1. Ses, görüntü veya video kaydı yapan kişinin kendisine veya yakınlarına karşı işlenmekte olan

(cinsel taciz, cinsel saldırı, hakaret, tehdit, iftira veya şantaj gibi) bir suç söz konusu olduğunda ya da

kendisine veya aile birliğine yönelen, onurunu zedeleyen, haksız bir saldırıyı önlemek için kayıt

yapması gerekir. Kendisine veya bir yakınına karşı işlenen herhangi bir suç veya suç teşkil etmese de

haksız saldırı yokken yapılan her türlü kayıt hukuka aykırı olup delil değeri yoktur.
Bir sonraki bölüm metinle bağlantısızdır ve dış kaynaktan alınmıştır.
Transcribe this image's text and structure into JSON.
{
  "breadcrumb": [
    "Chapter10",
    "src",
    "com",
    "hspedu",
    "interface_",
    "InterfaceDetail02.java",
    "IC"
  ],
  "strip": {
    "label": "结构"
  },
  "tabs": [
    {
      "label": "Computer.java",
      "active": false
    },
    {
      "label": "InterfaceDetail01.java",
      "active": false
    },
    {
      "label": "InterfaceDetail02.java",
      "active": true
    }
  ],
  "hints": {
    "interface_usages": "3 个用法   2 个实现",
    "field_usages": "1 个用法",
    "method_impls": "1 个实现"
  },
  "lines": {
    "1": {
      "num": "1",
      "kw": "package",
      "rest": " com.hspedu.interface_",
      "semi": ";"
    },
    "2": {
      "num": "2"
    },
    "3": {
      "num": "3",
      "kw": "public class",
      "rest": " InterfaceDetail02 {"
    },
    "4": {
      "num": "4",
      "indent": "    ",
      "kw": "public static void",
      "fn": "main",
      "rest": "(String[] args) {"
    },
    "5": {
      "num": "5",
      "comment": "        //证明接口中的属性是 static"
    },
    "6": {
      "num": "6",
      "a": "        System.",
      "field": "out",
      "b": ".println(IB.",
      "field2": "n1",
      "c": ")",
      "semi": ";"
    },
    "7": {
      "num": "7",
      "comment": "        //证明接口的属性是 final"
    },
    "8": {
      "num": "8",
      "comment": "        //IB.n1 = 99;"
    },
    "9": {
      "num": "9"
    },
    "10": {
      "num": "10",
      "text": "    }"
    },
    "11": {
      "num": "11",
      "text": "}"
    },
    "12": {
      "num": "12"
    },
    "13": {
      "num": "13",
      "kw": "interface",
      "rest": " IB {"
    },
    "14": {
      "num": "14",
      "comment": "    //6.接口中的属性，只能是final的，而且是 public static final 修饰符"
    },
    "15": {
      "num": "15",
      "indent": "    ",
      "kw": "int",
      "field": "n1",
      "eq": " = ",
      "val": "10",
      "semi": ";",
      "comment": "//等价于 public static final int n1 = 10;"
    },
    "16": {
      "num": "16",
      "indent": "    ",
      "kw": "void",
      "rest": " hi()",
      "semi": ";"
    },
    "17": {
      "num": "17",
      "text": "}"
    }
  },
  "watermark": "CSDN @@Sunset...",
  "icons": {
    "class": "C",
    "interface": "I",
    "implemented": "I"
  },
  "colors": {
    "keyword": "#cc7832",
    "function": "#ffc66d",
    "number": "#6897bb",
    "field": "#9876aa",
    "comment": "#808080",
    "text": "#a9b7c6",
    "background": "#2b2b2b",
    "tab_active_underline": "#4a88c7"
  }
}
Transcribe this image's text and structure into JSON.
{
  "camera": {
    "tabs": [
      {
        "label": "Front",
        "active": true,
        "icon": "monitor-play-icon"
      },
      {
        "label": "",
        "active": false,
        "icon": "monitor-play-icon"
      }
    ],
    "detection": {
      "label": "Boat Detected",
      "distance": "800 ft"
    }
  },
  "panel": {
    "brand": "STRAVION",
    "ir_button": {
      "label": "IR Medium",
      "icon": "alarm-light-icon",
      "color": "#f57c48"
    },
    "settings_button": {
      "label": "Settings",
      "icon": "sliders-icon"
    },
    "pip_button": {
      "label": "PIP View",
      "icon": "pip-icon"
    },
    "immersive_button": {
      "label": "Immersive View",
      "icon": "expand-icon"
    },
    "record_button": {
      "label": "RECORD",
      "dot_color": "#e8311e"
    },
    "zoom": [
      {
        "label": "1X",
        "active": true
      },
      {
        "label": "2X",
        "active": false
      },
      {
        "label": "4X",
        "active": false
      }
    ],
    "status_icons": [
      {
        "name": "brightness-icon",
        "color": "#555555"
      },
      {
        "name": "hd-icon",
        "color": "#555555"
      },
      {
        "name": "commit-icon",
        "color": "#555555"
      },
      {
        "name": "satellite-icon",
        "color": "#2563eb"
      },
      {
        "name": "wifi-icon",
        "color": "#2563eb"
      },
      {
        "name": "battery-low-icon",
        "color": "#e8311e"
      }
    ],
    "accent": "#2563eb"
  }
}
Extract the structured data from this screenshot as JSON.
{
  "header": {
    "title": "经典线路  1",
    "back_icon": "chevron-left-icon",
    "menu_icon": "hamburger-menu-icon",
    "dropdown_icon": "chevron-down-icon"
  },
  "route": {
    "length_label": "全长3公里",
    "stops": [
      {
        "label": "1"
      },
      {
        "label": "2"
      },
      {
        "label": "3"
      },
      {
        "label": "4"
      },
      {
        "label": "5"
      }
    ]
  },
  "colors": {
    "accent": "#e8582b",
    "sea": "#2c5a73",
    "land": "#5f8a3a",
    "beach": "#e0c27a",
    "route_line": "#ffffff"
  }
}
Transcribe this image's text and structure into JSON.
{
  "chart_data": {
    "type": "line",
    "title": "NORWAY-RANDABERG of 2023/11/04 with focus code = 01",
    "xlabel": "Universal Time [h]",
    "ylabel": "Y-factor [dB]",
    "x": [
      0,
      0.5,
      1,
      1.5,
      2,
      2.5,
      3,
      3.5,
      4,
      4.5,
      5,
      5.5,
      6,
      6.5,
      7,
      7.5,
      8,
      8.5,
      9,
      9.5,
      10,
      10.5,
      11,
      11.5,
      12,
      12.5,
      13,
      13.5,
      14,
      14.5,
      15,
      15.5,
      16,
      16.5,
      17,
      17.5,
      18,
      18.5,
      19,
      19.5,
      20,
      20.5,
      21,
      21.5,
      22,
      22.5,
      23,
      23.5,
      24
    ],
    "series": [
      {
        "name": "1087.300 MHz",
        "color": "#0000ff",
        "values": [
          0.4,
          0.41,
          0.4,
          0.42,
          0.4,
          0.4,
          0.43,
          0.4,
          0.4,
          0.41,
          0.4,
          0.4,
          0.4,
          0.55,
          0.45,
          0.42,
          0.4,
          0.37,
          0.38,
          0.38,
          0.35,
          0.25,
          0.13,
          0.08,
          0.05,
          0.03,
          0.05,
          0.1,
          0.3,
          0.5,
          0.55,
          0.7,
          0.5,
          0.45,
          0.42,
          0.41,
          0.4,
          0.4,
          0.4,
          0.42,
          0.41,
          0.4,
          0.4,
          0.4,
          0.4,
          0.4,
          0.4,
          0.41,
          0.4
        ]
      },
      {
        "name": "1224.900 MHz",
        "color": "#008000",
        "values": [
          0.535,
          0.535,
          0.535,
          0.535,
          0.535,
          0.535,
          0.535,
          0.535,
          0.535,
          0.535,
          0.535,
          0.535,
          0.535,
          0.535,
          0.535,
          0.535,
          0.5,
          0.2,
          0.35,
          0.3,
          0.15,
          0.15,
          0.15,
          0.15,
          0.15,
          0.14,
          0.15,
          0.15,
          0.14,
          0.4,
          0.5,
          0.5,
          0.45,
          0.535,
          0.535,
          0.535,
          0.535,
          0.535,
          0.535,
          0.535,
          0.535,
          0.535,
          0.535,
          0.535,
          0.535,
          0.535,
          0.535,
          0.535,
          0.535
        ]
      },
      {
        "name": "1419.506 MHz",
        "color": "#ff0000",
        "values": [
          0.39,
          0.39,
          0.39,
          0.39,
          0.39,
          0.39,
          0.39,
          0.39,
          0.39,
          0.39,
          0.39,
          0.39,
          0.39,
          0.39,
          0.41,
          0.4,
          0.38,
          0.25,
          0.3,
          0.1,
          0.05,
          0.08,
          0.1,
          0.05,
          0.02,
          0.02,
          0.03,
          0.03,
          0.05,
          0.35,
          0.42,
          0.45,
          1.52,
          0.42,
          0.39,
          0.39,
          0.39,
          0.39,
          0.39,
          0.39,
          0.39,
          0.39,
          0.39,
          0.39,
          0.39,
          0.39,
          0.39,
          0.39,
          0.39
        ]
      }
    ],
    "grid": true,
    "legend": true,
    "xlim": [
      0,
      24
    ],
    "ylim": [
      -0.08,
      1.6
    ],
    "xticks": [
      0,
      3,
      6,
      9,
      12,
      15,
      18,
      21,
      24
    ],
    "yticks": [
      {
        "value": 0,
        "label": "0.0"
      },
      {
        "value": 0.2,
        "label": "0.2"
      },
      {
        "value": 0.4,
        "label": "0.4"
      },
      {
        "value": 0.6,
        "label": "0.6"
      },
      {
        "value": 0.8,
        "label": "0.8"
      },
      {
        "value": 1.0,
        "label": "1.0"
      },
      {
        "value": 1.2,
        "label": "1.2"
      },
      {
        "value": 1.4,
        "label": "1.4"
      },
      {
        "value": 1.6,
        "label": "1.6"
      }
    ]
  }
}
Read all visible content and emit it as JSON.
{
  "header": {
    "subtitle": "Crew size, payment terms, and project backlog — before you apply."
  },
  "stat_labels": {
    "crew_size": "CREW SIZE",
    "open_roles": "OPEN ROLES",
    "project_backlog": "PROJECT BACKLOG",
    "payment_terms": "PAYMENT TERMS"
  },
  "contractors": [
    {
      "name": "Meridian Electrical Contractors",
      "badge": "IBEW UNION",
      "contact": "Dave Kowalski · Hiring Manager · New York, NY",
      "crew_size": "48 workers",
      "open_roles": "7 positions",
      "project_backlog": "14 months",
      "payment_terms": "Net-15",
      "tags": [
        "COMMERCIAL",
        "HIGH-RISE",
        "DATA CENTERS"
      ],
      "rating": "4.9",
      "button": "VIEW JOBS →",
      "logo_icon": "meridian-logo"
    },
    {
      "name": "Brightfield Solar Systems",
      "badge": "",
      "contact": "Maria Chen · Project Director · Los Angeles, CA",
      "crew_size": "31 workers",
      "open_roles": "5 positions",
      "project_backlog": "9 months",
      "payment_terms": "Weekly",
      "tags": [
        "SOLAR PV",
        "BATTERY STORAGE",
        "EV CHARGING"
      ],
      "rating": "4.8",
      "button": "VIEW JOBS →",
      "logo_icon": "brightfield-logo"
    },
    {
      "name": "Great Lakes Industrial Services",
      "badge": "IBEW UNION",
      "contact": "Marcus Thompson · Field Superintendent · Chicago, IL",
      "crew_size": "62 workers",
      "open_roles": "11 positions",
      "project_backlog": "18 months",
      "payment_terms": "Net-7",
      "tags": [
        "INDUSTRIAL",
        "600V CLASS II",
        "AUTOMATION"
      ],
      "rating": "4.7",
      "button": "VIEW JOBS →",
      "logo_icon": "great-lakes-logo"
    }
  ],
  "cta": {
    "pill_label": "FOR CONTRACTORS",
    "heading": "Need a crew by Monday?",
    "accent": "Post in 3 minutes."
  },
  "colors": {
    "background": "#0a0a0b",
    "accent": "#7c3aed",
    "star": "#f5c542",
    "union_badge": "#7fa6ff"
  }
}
2. Kayıt yapan kişinin veya yakınları aleyhine işlenen suç veya haksız saldırı, “tesadüfen” veya “ani

gelişen bir olay” şeklinde cereyan etmelidir. Tesadüfi veya ani gelişmeyen bir olay nedeniyle

sistematik ve planlı bir şekilde delil oluşturmak amacıyla yapılan ses, fotoğraf veya video kayıtları suç

teşkil eder.

3. Ses, fotoğraf veya video kaydı yapan kişinin, işlenen suç nedeniyle o anda kolluk güçlerine

başvurma imkânından yoksun olması gerekir. Kolluk güçlerine başvurarak kanıtların elde edilmesi

mümkünse yapılan kayıtlar hukuka aykırı hale gelir.

4. Ses, görüntü veya video kaydı yapan kişi kaybolma olasılığı bulunan kanıtların kaybolmasını

engelleme ve yetkili makamlara sunarak güvence altına almak amacıyla bu kayıtları yapmalıdır.

Kayıtların üçüncü kişilerle paylaşılması veya bu amaçla yapılması suç teşkil eder. Kayıtların

sunulacağı yetkili makamlar; idari devlet birimleri, polis veya jandarma gibi kolluk görevlileri,

savcılık veya mahkeme gibi adli makamlardır.